Long-term use of magnesium and calcium can benefit anyone who suffers from migraines. For additional preventive protection, try adding feverfew or 5-HTP or, if migraines are especially frequent, the B vitamin riboflavin. If after two months the supplements you're taking do not produce satisfactory results, add vitamin C and pantothenic acid (another B vitamin) to your regimen. Finally, if stress and anxiety seem to be triggering attacks, add the herb kava.

Magnesium and calcium
Most experts attribute migraines to an abnormal widening and constriction of the arteries that supply blood to the brain. Some researchers suspect that one cause may be low levels of the brain chemical serotonin, which regulates mood and serves many other functions. Magnesium and calcium, taken long term, can prevent attacks by keeping blood vessels flexible and by helping the brain process serotonin. In one study, researchers found that 40% of migraine sufferers were deficient in magnesium (Clinical Neuroscience 1998:5, 24-27).

Suggested dose:
400 mg magnesium and 100 mg calcium twice a day. Take with food for best absorption. People with kidney disease should check with their doctor before taking magnesium.

Feverfew
Feverfew, widely used in Europe, is one of the most popular natural migraine remedies. It has anti-inflammatory and pain-relieving properties. Several studies have shown that it can markedly decrease both the frequency and severity of migraines when taken over several months.

Suggested dose:
250 mg every morning, with or without food. Feverfew is most effective when taken daily for extended periods. Look for standardized preparations containing at least 0.4% parthenolide, the active ingredient.

5-HTP
5-HTP (5-hydroxytryptophan), a form of the amino acid tryptophan that the body converts into serotonin, can be as effective as drugs for preventing migraines. Several months of treatment may be needed for maximum benefit. Nausea is the main side effect, but if it occurs, it usually dissipates within several days.

Suggested dose:
100 mg of 5-HTP 3 times a day. Take around mealtime. Don't combine with prescription antidepressants, such as Prozac.

Riboflavin
Riboflavin, or vitamin B2, is believed to help prevent migraines by nourishing the brain's energy reserves. It may be even more effective than feverfew or 5-HTP when migraines are ongoing.

Suggested dose:
400 mg every morning. Riboflavin is most effective when taken long term for relief of chronic migraines.

Vitamin C
Vitamin C is a powerful antioxidant that may also boost the production of stress-relieving hormones. Excess stress is thought to play a role in triggering migraines.

Suggested dose:
1,000 mg 3 times a day. Take with food. Reduce dose of vitamin C if diarrhea develops.

Pantothenic acid
Pantothenic acid, or vitamin B5, strengthens nerves and promotes energy production. Like vitamin C, it may help the body produce stress-busting hormones. Pantothenic acid also plays a role in serotonin production. Suggested dose:
400 mg twice a day. Take pantothenic acid with meals.

Kava
Kava, finally, can be a very useful herb for the relief of stress and anxiety, which are thought to trigger migraine attacks in some people.

Suggested dose:
250 mg 3 times a day. Kava may be most beneficial during times of high stress. Look for standardized extracts containing at least 30% kavalactones, the active ingredients in the herb.

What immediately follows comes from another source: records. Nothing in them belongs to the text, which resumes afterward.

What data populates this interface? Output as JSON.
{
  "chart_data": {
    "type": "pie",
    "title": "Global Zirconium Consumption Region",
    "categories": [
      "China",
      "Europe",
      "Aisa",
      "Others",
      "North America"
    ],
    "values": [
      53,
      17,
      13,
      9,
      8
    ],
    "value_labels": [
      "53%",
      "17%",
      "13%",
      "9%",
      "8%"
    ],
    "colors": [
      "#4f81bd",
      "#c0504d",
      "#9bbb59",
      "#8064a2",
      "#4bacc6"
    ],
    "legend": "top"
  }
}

The FDA has recently issued warnings on kava due to its adverse effects on the liver. Before using this herb, please read the entry on kava in the WholeHealthMD Reference Library.

Call the doctor if...

     Severe headaches develop suddenly, particularly if they first appear after age 35.
     A headache is accompanied by fever, stiff neck, weakness on one side of the body, loss of speech, blurred vision or disorientation.
     A headache is accompanied by inflamed, clogged sinuses.
     A severe headache develops after intense physical exertion or a blow to the head.
     Migraines become more severe or more frequent.